Second, there are random fluctuations in income arising from things like unemployment. In the absence of perfect capital markets, there is a strong case for governments to provide some form of insurance against these risks, independent of concerns about redressing inequality in lifetime income. Moreover, increases in the general level of income have no real effect on the argument. What matters is the riskiness of income. Most of the labour market policies promoted by the CIS are designed to reduce the security of incumbent employees and generate a more dynamic market with higher levels of both job creation and job destruction. Inevitably, this means more risk and strengthens the case for publicly provided insurance.

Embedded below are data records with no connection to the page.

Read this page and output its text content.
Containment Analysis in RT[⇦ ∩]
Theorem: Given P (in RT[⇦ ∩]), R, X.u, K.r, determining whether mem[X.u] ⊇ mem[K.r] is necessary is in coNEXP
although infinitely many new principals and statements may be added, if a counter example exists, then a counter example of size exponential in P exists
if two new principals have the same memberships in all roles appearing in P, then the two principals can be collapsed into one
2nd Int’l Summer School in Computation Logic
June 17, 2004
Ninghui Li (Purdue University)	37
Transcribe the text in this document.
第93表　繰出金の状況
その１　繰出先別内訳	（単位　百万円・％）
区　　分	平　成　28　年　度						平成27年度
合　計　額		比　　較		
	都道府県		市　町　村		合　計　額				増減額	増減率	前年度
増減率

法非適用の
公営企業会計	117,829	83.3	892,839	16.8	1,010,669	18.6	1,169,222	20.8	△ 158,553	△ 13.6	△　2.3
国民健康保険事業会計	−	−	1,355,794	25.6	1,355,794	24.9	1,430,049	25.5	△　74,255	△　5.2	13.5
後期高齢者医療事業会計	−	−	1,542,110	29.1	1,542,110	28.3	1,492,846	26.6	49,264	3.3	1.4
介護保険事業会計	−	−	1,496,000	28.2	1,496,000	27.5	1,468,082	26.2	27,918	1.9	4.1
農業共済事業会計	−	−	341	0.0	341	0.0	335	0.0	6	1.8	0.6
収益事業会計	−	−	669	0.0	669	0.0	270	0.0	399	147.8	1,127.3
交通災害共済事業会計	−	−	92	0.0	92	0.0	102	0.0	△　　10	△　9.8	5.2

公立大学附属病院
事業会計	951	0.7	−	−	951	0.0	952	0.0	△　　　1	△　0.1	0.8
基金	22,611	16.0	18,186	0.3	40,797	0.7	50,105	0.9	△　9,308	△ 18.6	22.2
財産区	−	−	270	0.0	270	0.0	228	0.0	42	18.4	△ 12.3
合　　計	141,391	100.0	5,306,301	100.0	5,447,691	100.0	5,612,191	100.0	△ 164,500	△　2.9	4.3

Finally, there is economic mobility, which I’ll define to mean a shift from one kind of lifetime income trajectory to another. We can look at mobility within one person’s lifetime as they change careers, or from one generation to the next. If there’s lots of mobility within, or between lifetimes, then the case for redistribution appears less compelling. Its often assumed that ‘dynamic’ economies like that of the US have lots of mobility, while ‘static’ economies, like those in Europe have less. In fact the reverse is true. When you think about it, that’s not surprising. If you have high levels of inequality and highly privatised consumption of human capital services like education ,it’s very difficult to catch up from an initial disadvantage, and relatively easy for parents to pass on advantages to their children.

Thinking about poverty and inequality in a lifetime sense, rather than in terms of a single-period snapshot gives us a more sophisticated understanding of the issues. In some respects, a life-cycle perspective weakens traditional arguments for the welfare state; in others, the two reinforce each other.